Ten Years of Soapbox Essays

A little while ago I made my Soapboxes available again. I had made them private and had removed some posts because my unit commander while we were deployed to Iraq did not approve of my posting information about my experiences in Iraq.

But I decided to make them public again (offending posts removed and operational security taken into account) because to be quite frank, it is an extensive history of where I’ve come from since I started writing regularly on my site in 1995.

I had been using the web a little earlier than that and had started posting some small news tidbits on my web page, but the Soapbox became a formalized weekly rant on different topics.

Once PHP and mySQL became standardized, I was able to convert my individual essays into a database and template format. This shift towards databases on the internet fundamentally changed the way we use the web. Data became easier to manipulate and to display. Tools such as blog software and stat trackers came out that let people with absolutely no design or coding skills start to write on their own within minutes, while allowing designers to perfect the design templates. This was huge.

So I had to hand-convert about 250 essays into a database format. I didn’t quite finish doing the same with all the Soapboxes, which ended up being 373 total. It was highly labor-intensive. It was one of several complete site upgrades I had to do, since web standards were changing so rapidly.

For the statistics I have on the 250ish posts, as displayed on the Soapbox homepage, I wrote over 360,000 words. I wrote about the early days of the web, about life in college, about the 2000 elections, about the dotcom bubble and its subsequent collapse, and about post-9/11 and eventually about deciding to enlist in the Army. I was very young. And in over my head. But the fact that kids were able to use such advanced (but crude) tech was pretty fucking hot.

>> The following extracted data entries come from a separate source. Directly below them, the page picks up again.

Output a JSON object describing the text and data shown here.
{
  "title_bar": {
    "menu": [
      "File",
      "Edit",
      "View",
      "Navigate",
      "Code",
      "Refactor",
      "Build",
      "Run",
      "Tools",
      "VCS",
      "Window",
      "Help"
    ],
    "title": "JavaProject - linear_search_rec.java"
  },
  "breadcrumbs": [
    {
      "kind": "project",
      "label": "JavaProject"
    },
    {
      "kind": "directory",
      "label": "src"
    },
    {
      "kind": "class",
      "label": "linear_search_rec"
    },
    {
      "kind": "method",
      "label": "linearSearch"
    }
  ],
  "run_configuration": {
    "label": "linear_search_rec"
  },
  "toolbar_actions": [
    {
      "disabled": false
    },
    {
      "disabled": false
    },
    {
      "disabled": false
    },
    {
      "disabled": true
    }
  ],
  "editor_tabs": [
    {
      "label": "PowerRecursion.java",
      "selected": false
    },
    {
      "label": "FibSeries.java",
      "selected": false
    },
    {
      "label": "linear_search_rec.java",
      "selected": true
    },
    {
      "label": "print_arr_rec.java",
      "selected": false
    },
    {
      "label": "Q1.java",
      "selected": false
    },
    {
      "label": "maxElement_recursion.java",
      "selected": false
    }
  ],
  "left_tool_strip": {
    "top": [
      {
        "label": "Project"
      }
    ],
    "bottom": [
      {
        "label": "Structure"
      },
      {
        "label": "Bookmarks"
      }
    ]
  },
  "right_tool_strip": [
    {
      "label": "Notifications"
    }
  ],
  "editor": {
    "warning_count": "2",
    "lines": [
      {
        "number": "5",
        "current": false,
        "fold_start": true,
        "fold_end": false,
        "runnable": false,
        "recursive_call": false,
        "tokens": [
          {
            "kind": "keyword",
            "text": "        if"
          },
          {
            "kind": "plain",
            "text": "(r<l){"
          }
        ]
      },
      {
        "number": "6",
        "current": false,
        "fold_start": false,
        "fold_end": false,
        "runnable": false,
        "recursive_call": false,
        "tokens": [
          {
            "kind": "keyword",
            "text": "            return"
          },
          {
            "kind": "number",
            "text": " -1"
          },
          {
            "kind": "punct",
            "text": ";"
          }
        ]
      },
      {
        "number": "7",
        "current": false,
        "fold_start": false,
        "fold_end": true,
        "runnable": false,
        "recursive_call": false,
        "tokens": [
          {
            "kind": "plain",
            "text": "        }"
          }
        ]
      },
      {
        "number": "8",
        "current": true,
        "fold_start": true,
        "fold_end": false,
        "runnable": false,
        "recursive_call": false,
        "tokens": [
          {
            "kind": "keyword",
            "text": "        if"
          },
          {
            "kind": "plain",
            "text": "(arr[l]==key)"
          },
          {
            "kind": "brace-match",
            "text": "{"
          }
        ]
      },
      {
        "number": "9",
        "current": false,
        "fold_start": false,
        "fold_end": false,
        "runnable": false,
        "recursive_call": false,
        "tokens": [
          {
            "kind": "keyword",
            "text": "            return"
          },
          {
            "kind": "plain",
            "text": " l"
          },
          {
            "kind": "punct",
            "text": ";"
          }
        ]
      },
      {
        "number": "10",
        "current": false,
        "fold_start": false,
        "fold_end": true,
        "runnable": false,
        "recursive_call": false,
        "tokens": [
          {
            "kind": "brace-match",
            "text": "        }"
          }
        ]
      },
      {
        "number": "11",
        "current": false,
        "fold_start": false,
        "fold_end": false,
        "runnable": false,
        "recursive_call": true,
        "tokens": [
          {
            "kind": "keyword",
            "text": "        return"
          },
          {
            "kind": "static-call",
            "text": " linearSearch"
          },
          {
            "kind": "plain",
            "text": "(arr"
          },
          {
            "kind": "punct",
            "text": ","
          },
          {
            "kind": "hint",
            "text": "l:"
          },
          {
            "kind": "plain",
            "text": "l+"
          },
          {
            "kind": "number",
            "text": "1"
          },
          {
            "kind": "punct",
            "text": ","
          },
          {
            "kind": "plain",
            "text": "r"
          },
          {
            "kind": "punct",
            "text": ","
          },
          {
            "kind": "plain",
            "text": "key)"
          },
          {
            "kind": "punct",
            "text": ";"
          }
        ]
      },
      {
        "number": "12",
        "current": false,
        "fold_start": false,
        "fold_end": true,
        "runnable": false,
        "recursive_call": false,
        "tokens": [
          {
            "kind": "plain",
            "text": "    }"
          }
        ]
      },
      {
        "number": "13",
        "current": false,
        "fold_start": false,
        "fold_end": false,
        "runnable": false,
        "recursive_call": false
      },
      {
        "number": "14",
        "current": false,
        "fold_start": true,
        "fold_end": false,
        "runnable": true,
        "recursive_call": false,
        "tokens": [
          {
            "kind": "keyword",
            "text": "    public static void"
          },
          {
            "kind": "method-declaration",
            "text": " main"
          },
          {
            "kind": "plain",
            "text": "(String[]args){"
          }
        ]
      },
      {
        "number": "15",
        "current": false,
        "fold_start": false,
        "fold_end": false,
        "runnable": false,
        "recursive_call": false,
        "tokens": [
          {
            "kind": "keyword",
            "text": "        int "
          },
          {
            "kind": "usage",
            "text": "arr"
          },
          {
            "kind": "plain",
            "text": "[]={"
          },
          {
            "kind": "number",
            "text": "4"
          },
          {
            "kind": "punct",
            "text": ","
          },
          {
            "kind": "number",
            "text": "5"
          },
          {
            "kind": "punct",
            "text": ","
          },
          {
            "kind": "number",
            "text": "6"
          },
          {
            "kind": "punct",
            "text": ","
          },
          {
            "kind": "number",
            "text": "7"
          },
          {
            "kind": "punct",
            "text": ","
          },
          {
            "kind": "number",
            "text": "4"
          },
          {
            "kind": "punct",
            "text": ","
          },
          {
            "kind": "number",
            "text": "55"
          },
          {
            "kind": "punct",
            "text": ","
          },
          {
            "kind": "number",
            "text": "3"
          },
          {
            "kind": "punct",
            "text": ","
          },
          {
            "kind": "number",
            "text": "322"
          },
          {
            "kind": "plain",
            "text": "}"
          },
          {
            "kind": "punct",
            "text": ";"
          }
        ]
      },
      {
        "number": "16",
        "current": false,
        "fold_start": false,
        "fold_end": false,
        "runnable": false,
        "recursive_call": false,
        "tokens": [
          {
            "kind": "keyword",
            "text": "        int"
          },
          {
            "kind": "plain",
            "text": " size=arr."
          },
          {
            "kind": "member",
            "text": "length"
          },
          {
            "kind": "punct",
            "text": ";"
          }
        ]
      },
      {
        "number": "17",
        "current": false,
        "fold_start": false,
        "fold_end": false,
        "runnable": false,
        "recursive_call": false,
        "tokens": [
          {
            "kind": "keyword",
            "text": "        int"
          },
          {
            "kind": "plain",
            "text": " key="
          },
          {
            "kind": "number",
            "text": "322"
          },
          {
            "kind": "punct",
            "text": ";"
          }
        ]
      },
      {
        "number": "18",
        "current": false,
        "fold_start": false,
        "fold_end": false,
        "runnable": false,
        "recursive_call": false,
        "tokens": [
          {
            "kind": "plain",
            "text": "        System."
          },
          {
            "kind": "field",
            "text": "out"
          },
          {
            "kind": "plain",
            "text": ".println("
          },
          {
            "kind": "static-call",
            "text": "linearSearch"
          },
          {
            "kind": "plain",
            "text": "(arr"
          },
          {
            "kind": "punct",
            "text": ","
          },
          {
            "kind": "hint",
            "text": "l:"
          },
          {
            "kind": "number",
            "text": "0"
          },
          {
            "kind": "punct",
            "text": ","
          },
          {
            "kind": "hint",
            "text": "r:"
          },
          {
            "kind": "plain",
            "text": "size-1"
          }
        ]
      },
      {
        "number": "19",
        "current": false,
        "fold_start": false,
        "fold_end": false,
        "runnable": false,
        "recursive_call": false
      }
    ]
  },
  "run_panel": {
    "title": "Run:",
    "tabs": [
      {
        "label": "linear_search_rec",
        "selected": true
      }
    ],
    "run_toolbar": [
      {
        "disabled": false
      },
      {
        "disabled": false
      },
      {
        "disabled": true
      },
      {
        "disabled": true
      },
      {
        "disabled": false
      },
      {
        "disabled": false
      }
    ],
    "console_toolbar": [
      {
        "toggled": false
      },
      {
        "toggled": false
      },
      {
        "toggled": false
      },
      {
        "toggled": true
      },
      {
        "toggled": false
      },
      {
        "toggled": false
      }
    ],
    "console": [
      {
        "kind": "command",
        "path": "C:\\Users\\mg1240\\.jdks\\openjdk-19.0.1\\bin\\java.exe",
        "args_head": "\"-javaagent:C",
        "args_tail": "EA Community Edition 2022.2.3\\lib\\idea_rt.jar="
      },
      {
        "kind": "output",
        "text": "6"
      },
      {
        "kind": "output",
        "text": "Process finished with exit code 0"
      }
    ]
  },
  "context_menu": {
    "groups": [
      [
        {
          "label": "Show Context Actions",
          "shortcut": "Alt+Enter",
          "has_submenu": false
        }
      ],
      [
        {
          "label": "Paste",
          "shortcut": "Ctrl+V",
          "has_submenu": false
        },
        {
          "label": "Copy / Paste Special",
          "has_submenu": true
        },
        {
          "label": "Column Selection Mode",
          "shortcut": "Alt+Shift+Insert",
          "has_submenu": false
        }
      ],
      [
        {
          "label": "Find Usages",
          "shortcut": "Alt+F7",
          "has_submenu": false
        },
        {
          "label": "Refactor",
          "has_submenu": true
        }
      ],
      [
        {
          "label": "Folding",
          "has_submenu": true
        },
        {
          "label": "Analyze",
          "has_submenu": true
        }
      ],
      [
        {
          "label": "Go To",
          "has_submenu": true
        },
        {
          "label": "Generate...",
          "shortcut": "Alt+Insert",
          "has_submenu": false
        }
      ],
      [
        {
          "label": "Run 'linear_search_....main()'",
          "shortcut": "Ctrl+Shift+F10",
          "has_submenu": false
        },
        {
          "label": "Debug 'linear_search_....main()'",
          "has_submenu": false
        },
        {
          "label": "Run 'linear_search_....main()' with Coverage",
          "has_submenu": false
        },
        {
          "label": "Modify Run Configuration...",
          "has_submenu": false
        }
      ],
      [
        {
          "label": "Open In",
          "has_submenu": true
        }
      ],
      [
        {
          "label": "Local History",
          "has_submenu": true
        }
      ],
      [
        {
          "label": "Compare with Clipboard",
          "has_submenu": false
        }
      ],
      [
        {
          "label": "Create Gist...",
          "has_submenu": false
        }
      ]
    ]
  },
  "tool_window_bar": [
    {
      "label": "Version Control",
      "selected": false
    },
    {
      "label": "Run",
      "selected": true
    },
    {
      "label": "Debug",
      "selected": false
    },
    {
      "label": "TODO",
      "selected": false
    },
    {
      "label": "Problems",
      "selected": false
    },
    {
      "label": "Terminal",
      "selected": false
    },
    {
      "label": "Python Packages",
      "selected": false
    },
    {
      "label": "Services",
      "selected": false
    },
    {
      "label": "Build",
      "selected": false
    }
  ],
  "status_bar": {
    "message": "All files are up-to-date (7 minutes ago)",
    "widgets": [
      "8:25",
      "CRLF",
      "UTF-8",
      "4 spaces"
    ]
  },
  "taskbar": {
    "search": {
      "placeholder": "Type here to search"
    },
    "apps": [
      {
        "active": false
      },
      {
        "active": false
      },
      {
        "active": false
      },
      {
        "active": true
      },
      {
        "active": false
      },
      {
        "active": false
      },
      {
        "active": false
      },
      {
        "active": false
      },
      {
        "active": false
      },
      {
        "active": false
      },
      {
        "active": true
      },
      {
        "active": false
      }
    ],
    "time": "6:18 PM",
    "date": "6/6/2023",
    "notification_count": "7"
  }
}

I find it interesting that my very first post was about the Telecom Decency Act of 1995. Obviously I didn’t know how to dissect the policy issues the way I could now, but for a kid of the digital age, even then I was thinking about the future of the internet.  As it turned out, amidst all the controversy about this act, Section 230 was added, and still exists to this day, absolving content providers of liability for third-party user content.  That meant that ISPs couldn’t be sued because John Doe decides he wants to post something defamatory or illegal on his blog.  This in part led to the explosion of user-generated content and blogging, a large influence in my life online.

At the end of the first year, I wrote a Christmas wishlist for things I’d like to see on the internet. There were plenty of problems online back then, but no one had any clue that we’d see things like cloud computing, blogs, wifi (which is still a significant obstacle), advanced spam filtering, and social networking. It’s just awesome to see how far things have come since just 1995.

Anyway, check the Soapbox out. I spent a lot of my time writing instead of socializing during high school and college and it shows. But it’s a large corpus and one I’m rather proud of, even if it’s led to some pretty embarrassing moments of naivete and ignorance.